I relaxed my left eyelid slightly to have a peek at the face of my Good Samaritan, but this will forever be a blur. I didn’t know the elevator was made out of glass! “Why? Why, have I not been informed?!” My eyes had shut firmly once more.
After decades the lift finally came to a halt. Breathe.
“Nope! Not at the top yet!”
I wish I could strangle the mocking wind; here we go again!
A millenium later we arrived at the top. I was forced out of my (by then) comfort zone and made my way inch-by-inch to the stairwell. All I could see was the stringy wire that spanned between me and a 320 metre drop.
It was at that moment that my fear was pushed aside by something else. A great sense of accomplishment flowed through me. A revelation that was far beyond understanding. I was in France. At the top of the Eiffel Tower. I wish I could afford the €10 glass of champagne.
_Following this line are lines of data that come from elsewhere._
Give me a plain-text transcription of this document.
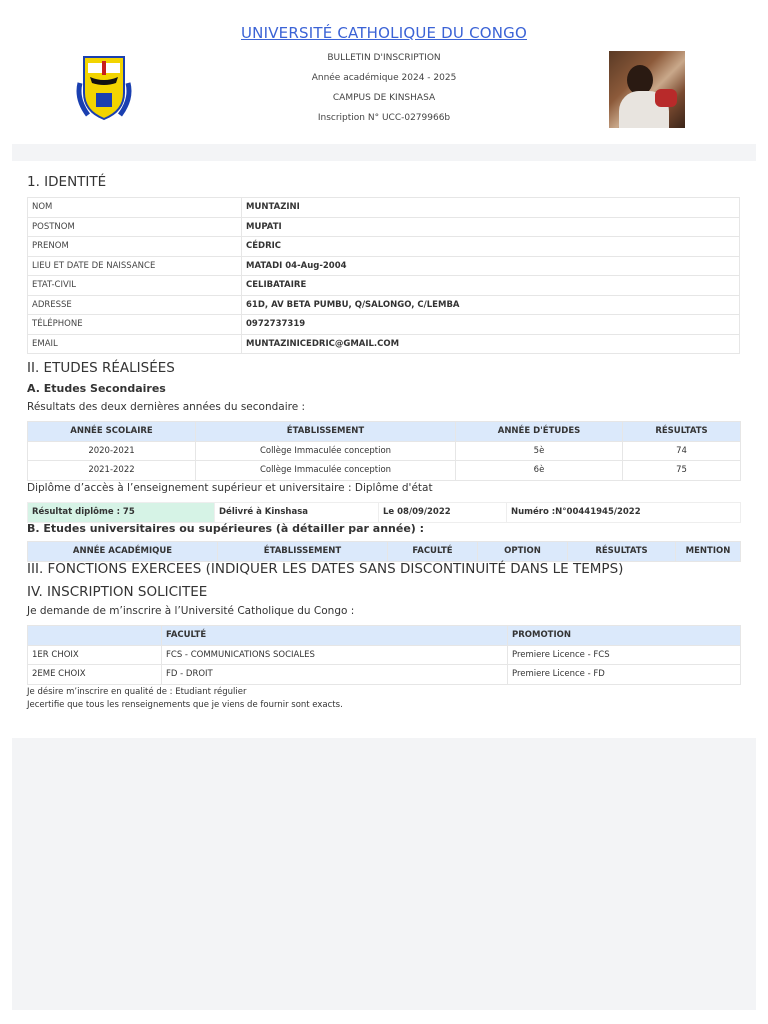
UNIVERSITÉ CATHOLIQUE DU CONGO
BULLETIN D'INSCRIPTION
Année académique 2024 - 2025
CAMPUS DE KINSHASA
Inscription N° UCC-0279966b
1. IDENTITÉ
NOM	MUNTAZINI
POSTNOM	MUPATI
PRENOM	CÉDRIC
LIEU ET DATE DE NAISSANCE	MATADI 04-Aug-2004
ETAT-CIVIL	CELIBATAIRE
ADRESSE	61D, AV BETA PUMBU, Q/SALONGO, C/LEMBA
TÉLÉPHONE	0972737319
EMAIL	MUNTAZINICEDRIC@GMAIL.COM
II. ETUDES RÉALISÉES
A. Etudes Secondaires
Résultats des deux dernières années du secondaire :
ANNÉE SCOLAIRE	ÉTABLISSEMENT	ANNÉE D'ÉTUDES	RÉSULTATS
2020-2021	Collège Immaculée conception	5è	74
2021-2022	Collège Immaculée conception	6è	75
Diplôme d’accès à l’enseignement supérieur et universitaire : Diplôme d'état
Résultat diplôme : 75	Délivré à Kinshasa	Le 08/09/2022	Numéro :N°00441945/2022
B. Etudes universitaires ou supérieures (à détailler par année) :
ANNÉE ACADÉMIQUE	ÉTABLISSEMENT	FACULTÉ	OPTION	RÉSULTATS	MENTION
III. FONCTIONS EXERCEES (INDIQUER LES DATES SANS DISCONTINUITÉ DANS LE TEMPS)
IV. INSCRIPTION SOLICITEE
Je demande de m’inscrire à l’Université Catholique du Congo :
	FACULTÉ	PROMOTION
1ER CHOIX	FCS - COMMUNICATIONS SOCIALES	Premiere Licence - FCS
2EME CHOIX	FD - DROIT	Premiere Licence - FD
Je désire m’inscrire en qualité de : Etudiant régulier
Jecertifie que tous les renseignements que je viens de fournir sont exacts.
If there is a next time… What was I thinking? Of course there was a next time and another after that!
I was on top of the world.
I got shocked back to reality by the pushing and the shoving of the crowds. Don’t. Touch. Me… Have you any idea how far 320 metres is? Breathe.
Slowly but surely we made our way back to the elevator. I assumed pole position once again as we made our way back to Mother Earth. I guess some things will never change.